PARTIE 1 : LES ANNÉES DE JEUNESSE

L’art des roquettes au mercure

Né au Nouveau-Mexique en 1968 d’un père radiologue, sa famille doit déménager de ville en ville du fait que Fred Blackley cherche de meilleures opportunités de travail, mais également parce qu’il dénonce la corruption au sein des services de rayons X des hôpitaux. La famille Blackley vit ainsi dans des environnements aussi variés que Casper, Las Vegas, Phoenix ou encore Long Beach. C’est à Albuquerque que son père révèle le vol de résidus chimiques d’argent au sein de l’hôpital. Après une période difficile pour la famille (Fred Blackley reçoit de multiples menaces de mort), il finit par gagner et est nommé directeur du département. Seamus tenait alors son père en très haute estime, le considérait même comme un véritable héros, du fait de cet événement.

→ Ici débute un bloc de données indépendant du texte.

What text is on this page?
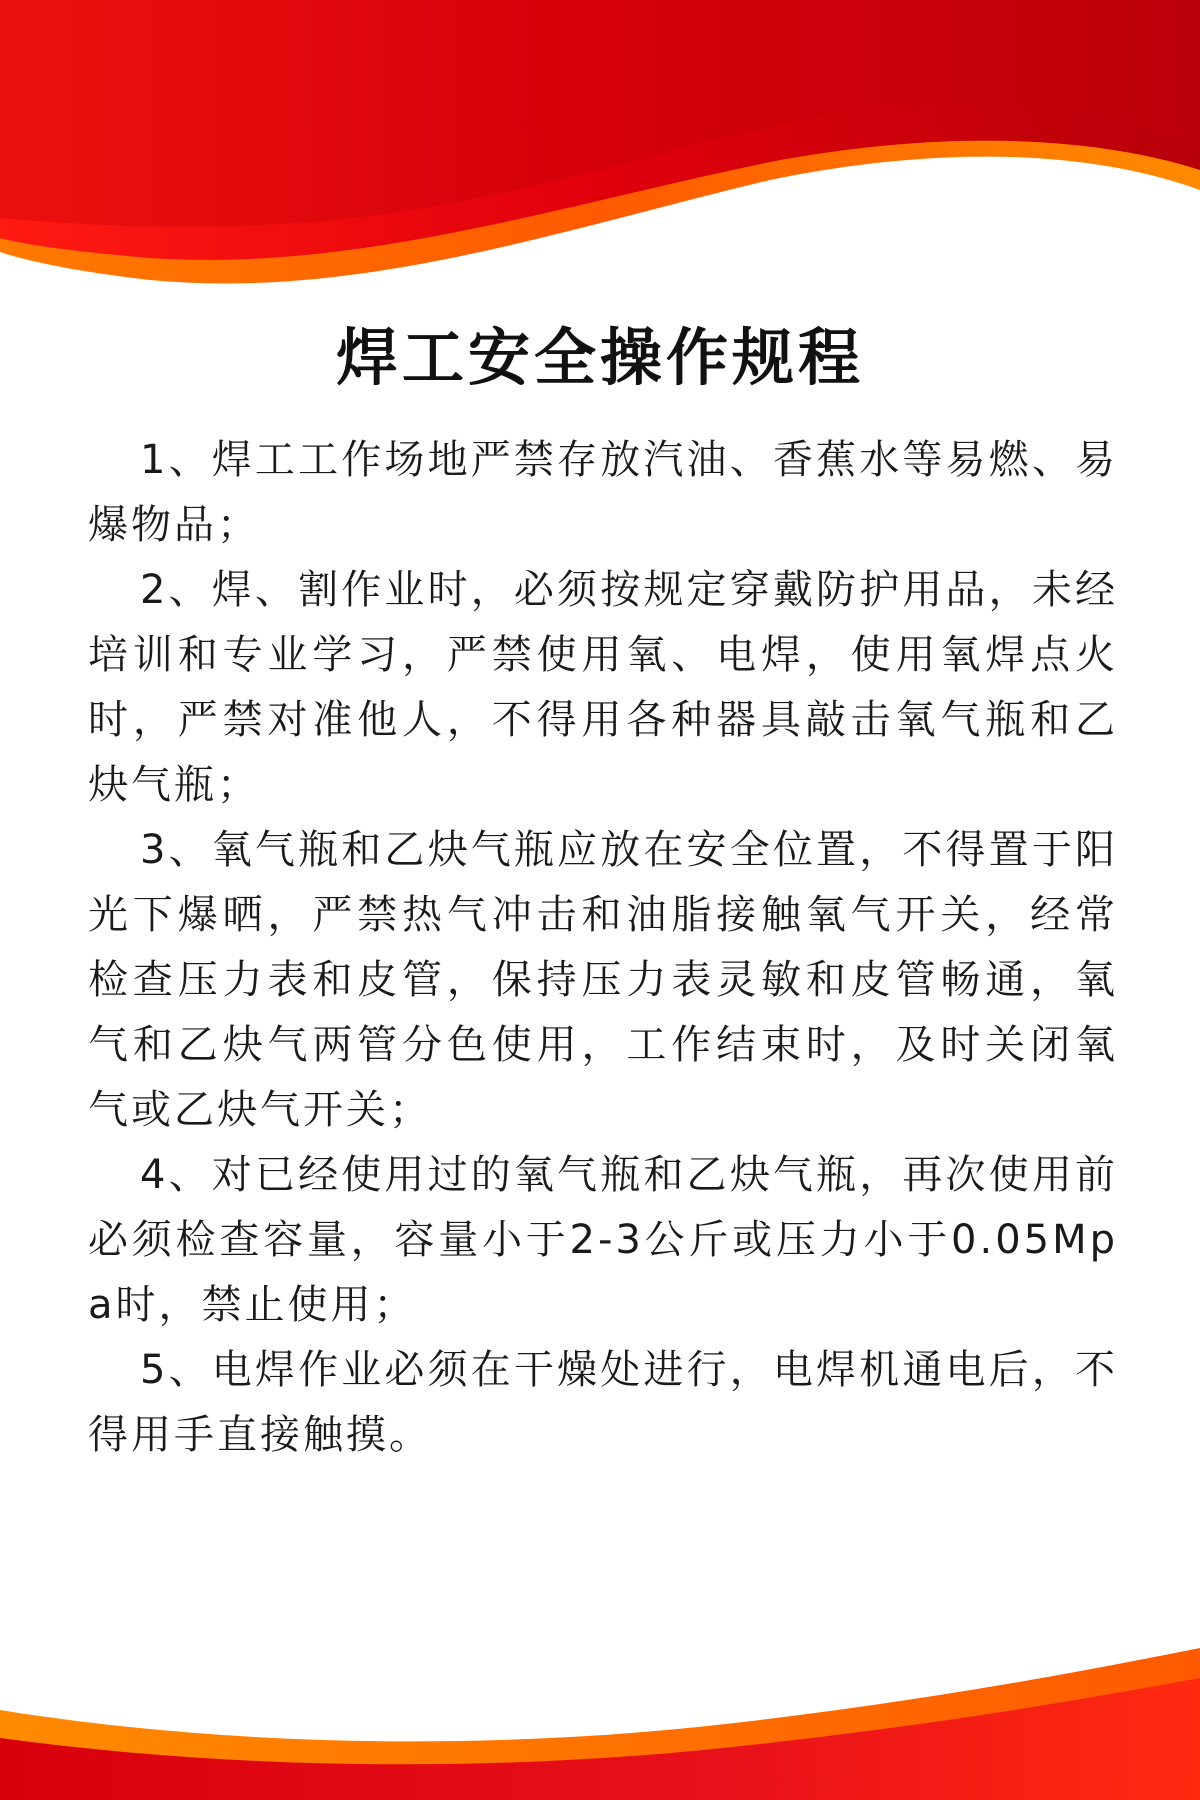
焊工安全操作规程

1、焊工工作场地严禁存放汽油、香蕉水等易燃、易爆物品；

2、焊、割作业时，必须按规定穿戴防护用品，未经培训和专业学习，严禁使用氧、电焊，使用氧焊点火时，严禁对准他人，不得用各种器具敲击氧气瓶和乙炔气瓶；

3、氧气瓶和乙炔气瓶应放在安全位置，不得置于阳光下爆晒，严禁热气冲击和油脂接触氧气开关，经常检查压力表和皮管，保持压力表灵敏和皮管畅通，氧气和乙炔气两管分色使用，工作结束时，及时关闭氧气或乙炔气开关；

4、对已经使用过的氧气瓶和乙炔气瓶，再次使用前必须检查容量，容量小于2-3公斤或压力小于0.05Mpa时，禁止使用；

5、电焊作业必须在干燥处进行，电焊机通电后，不得用手直接触摸。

La famille s’installe donc à Albuquerque, où Jonathan réussit brillamment un test d’entrée à l’académie pour ensuite enchaîner les résultats médiocres. Peu scolaire dans ses premières années, mais véritablement créatif et passionné d’électronique, il fabrique un temps des bombes au mercure que sa mère, Alice, lui demande innocemment de laisser dans le garage, ne sachant pas vraiment de quels explosifs il s’agit. Ses amis et lui s’amusent à placer lesdites bombes sur le fuselage de petites roquettes qu’ils lançaient sur les panneaux publicitaires d’Albuquerque en parcourant la ville dans sa Jeep, ce qui résulte en la formation d’énormes trous dans ces panneaux.

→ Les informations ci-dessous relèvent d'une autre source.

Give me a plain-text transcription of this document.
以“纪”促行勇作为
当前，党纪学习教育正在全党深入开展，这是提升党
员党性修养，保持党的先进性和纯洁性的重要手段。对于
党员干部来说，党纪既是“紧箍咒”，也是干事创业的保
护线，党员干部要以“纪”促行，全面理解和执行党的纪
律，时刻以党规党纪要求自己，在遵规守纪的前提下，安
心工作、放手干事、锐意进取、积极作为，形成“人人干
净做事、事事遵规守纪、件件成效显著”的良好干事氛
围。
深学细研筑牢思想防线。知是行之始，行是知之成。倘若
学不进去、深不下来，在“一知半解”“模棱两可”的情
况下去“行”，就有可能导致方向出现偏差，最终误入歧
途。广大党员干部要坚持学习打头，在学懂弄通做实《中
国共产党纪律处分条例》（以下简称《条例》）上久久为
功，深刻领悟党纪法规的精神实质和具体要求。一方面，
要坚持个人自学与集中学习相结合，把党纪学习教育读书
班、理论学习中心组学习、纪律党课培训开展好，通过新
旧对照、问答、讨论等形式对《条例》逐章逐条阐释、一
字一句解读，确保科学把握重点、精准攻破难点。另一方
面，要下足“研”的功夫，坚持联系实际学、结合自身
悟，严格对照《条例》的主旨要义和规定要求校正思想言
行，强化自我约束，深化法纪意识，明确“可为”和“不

La découverte des joies de l’informatique

Seamus est pourtant réellement brillant, et adore se lancer dans des projets de toutes sortes, qu’ils soient d’ordre artistique, musical ou informatique. De son propre aveu, il vit alors malgré tout un début d’adolescence où « il se fout en l’air ». Il éprouve des difficultés à rentrer dans un cadre scolaire mais en découvrant l’informatique à 10 ans, justement à l’école, il se découvre une nouvelle passion. Avec ses amis, il s’amuse à créer des jeux vidéo dans le genre de « Marble Madness », ou encore de l’animation. A l’époque, les jeux d’arcade sont communs mais se cantonnent aux salles dédiées. Si l’on désire jouer chez soi, il faut carrément créer ses jeux !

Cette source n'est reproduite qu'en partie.